6) Chrome user experience dataset

Chrome user experience dataset discloses data related to user reviews. It has columns like origin, effective_connection_type, form_factor, first_paint, first_contentful_paint, and dom_content_loaded. With this, you can train your machine learning model to sustain the user experience of a web application.

7) Oxford’s Robotic Car

A robotic car stored road data of Oxford, the UK with its over 1000 repetitions on the same routes which are now available for free to download.
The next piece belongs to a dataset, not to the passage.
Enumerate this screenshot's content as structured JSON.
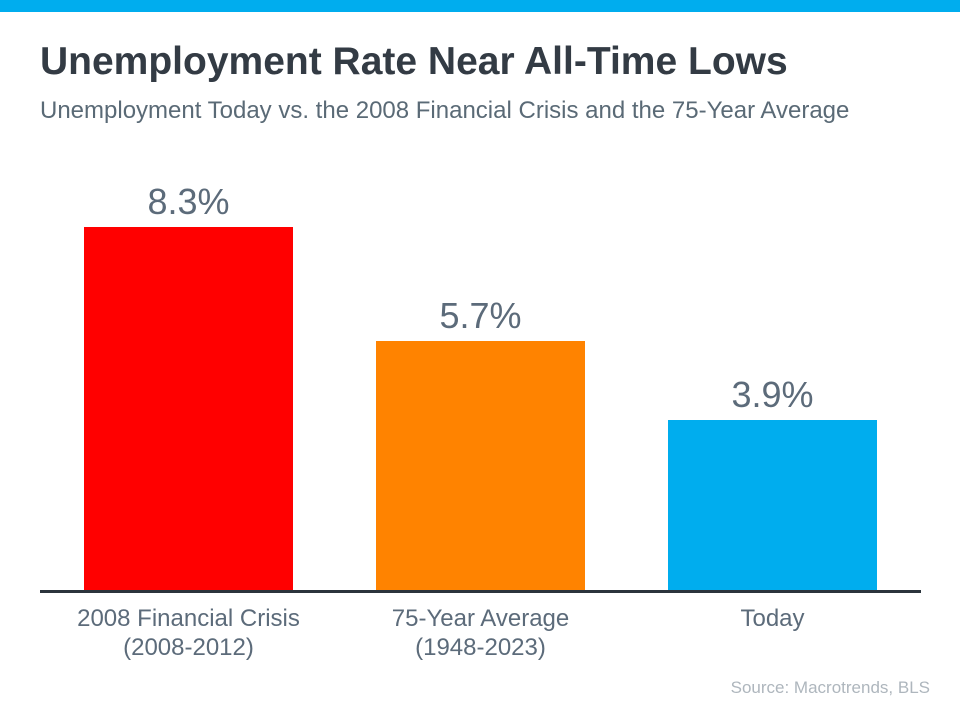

This dataset has details of weather, traffic, pedestrians including how sensors work in open world.

8) KDD Cup dataset

KDD is the most verified dataset to train the machine learning module to identify cyberattack in real-time. It contains internet packages data with the value of each attribute of the packages and type of attacks. The best part of this dataset is that almost all attributes are having a real data type.

We will now understand the concept of data-training and the use of machine learning in real-life by training a machine learning algorithm with KDD Cup dataset.

Data-training in action, building Intrusion Detection System (IDS) with KDD Cup dataset and Genetic Algorithm

I will try to keep this learning really straightforward. And for that, I will explain every concept of IDS separately.

1. Intrusion Detection system: It is just a computer program which scans every incoming package on the network and compares the value of package with the rules to identify whether it is a malicious package or not. If IDS finds that the incoming package is malicious, it alerts the admin with potential attack type.

2. Rule Engine: Rule engine is another computer program which is written on the methodology of the Genetic Algorithm. This program (Genetic Algorithm) takes KDD dataset as input and makes rules which it uploads to IDS. This is the heart of the IDS.

3. KDD Cup dataset: It contains historic data of cyber attacks and what were the values of different attributes of the internet packages at the time of attack. Following are the attributes of a single package.

4.Genetic Algorithm

Genetic algorithm is the machine learning algorithm, belonged to larger part of evolutionary algorithms. It works based on the idea of natural selection and genetics. Here is how.

It takes dataset (in our case it is KDD) as the input and compares the value of the dataset with the randomly generated values which are called population. Based on a number of same values presented in both dataset and population, it finds the fitness function. Fitness function is nothing but the value to evaluate how close a given solution is to the optimum solution of the desired problem. Once it finds the fitness function of all Instances, it only picks the Instances which are having high fitness function, beyond a set threshold. It then does the Crossover and Mutation. In Crossover, it takes values from two Instances and makes single Instance and in Mutation, it swaps the values of Instance it gets after Crossover.

The algorithm now takes the output of the Mutation as the input, generates another population, compares taken input with generated population, define fitness function, does Crossover and Mutation. The algorithm keeps doing this until it does not get the highest ever fitness function. And when it gets highest fitness function, the values of the Insurance having highest fitness function are considered as a solution to our problem. In other words, they are the ‘rules’.

Here is the example of the rule: If Duration = “1”, Protocol Type = “3”, service = “2”, ……..” then Attack type = “DOS”

(all values of the attributes has already been converted into real)

Now, imagine what kind of benefits you can derive if you predict the attack, predict the business sale, predict the stock price and predict the human death date!